Protein Spatial Structure Meets Artificial Intelligence: Revolutionizing Drug Synergy-Antagonism in Precision Medicine.

Targeted drug design and development, as a core area of modern pharmaceutical research, critically depends on the assessment of protein site druggability as a fundamental component. This review systematically examines the latest research progress and application prospects of drug synergy and antagonism prediction methods that integrate protein three-dimensional spatial structure with artificial intelligence (AI) technologies. This review showcases the molecular biological mechanisms of drug synergism vs antagonism mediated by transcription factors, signal pathway regulation, and membrane transport proteins, and subsequently delves into the molecular structural basis of protein-drug interactions, including precise identification methods for drug binding sites, optimization strategies for molecular docking techniques, and the mechanisms and structural characteristics of multi-target drugs.

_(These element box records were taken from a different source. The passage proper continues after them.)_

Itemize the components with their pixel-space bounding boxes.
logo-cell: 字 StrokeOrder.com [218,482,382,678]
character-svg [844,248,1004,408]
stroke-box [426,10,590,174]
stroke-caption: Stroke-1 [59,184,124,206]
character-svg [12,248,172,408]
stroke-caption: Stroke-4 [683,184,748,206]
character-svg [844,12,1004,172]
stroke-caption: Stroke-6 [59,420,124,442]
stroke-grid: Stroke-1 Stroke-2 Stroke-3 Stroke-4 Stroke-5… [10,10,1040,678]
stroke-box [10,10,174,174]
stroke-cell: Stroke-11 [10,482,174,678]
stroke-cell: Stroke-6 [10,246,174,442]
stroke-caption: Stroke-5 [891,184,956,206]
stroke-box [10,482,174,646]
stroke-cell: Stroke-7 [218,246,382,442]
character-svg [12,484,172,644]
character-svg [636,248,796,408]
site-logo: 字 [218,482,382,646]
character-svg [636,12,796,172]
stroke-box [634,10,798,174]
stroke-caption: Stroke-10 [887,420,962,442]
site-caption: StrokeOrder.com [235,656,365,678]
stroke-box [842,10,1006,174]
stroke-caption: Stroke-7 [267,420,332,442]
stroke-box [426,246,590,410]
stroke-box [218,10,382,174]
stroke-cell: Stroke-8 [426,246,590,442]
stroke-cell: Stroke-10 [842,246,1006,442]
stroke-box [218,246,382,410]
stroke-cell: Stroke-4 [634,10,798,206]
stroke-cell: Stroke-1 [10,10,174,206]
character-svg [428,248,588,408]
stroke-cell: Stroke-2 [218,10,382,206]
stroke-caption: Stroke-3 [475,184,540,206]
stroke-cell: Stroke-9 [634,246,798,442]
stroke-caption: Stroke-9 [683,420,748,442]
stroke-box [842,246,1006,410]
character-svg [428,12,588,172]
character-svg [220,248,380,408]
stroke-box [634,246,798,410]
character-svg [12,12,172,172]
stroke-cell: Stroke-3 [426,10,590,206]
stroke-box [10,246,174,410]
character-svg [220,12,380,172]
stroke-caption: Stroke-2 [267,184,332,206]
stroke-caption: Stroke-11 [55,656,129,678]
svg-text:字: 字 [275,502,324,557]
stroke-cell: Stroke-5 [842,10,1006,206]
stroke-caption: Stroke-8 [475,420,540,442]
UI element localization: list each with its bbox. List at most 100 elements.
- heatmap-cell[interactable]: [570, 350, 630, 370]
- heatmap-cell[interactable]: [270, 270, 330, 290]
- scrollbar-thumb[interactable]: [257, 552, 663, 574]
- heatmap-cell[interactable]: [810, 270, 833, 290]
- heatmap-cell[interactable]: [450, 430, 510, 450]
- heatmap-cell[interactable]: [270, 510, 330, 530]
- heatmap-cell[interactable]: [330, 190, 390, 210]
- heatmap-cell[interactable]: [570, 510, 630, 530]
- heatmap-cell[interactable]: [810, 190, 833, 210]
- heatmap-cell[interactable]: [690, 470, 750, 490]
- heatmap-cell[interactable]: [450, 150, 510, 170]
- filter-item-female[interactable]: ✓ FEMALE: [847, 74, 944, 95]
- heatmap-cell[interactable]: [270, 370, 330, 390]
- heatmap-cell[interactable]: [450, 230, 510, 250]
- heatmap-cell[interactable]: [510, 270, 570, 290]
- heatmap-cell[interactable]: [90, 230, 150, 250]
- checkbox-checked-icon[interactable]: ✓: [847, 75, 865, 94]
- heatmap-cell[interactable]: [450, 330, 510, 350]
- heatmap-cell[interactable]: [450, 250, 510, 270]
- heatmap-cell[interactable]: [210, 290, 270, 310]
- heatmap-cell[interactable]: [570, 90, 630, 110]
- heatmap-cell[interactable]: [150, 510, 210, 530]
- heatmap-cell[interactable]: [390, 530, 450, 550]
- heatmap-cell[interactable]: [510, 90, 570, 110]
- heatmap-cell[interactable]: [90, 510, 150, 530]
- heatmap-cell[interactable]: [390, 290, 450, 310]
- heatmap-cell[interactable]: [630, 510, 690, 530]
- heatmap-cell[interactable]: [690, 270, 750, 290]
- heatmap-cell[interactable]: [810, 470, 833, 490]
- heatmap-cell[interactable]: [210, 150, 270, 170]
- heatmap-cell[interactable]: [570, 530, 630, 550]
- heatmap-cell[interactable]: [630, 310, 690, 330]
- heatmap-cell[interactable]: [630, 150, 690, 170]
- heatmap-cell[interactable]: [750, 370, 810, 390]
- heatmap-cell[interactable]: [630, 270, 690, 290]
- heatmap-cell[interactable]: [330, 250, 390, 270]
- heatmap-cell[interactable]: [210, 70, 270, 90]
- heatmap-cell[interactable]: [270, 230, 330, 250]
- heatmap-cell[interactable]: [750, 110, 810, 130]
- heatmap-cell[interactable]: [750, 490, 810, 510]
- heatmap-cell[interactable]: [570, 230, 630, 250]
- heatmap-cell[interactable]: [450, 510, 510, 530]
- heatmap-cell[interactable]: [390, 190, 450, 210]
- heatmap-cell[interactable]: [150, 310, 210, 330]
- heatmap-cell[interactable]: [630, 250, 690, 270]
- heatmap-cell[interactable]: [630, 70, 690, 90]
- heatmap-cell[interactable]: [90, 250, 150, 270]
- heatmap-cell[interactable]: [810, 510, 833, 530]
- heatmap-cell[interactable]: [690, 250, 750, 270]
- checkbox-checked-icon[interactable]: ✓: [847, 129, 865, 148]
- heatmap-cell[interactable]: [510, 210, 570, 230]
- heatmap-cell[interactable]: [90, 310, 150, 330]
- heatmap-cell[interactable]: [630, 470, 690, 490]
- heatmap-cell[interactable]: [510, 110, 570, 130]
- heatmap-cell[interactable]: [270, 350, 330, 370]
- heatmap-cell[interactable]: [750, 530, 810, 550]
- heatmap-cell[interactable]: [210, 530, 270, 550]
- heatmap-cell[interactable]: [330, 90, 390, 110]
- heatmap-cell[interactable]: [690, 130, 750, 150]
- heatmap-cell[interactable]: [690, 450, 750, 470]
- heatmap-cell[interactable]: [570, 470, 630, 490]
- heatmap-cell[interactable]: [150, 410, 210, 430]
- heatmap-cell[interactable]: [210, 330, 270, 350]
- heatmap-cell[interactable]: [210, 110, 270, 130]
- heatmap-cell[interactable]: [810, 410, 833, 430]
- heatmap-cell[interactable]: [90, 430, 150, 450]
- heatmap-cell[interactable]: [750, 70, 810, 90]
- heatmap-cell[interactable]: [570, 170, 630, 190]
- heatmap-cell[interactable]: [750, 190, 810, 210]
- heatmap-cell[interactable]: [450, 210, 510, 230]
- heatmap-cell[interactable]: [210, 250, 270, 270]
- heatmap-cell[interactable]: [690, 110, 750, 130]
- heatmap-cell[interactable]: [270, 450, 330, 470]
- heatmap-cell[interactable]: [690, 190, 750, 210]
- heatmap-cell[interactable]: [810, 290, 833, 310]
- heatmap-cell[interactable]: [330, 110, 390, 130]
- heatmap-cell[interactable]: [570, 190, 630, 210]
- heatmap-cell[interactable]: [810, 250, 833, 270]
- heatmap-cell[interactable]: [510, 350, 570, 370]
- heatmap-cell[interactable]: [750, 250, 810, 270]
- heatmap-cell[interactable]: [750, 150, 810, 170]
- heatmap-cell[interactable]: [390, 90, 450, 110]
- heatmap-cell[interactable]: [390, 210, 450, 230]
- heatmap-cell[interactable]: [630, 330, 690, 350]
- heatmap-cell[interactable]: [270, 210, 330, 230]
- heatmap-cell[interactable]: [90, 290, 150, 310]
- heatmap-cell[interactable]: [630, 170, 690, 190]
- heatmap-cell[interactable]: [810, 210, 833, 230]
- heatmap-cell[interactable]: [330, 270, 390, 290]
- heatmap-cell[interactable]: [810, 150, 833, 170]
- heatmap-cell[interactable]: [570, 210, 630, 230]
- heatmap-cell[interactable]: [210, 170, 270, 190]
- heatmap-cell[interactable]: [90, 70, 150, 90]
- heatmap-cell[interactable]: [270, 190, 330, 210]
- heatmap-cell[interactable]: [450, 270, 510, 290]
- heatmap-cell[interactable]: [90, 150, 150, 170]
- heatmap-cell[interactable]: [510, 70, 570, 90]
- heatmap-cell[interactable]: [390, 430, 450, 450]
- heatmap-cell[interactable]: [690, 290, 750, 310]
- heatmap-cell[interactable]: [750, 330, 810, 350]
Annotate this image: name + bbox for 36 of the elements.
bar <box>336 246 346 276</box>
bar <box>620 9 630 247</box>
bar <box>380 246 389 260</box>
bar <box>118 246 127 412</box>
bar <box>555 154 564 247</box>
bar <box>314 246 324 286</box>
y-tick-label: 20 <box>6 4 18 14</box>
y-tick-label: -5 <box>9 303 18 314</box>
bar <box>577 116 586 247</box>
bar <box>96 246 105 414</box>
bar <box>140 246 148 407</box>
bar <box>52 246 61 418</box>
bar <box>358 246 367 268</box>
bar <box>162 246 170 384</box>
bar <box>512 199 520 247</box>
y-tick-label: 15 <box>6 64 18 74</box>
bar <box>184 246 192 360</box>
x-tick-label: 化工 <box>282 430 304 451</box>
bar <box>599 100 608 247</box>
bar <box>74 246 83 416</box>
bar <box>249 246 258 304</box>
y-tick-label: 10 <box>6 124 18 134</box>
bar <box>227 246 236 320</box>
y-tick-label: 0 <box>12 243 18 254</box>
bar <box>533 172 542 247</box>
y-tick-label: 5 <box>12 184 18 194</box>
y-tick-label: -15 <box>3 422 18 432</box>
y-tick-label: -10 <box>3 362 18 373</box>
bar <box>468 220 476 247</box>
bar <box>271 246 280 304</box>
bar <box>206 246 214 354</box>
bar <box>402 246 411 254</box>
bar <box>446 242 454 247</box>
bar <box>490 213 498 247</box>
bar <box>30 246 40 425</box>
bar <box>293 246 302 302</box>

The review systematically evaluates the practical application progress of AI technologies, especially machine learning and deep learning algorithms, in predicting drug synergy-antagonism effects, as well as the methodological approaches for constructing and evaluating the performance of AI prediction models that integrate multi-source biological data. These research findings provide a solid theoretical foundation for the precision treatment of cancer, infectious diseases, and metabolic disorders, with significant clinical and translational implications for advancing personalized medicine strategies in clinical practice and facilitating the rational design and development of novel multi-target drugs.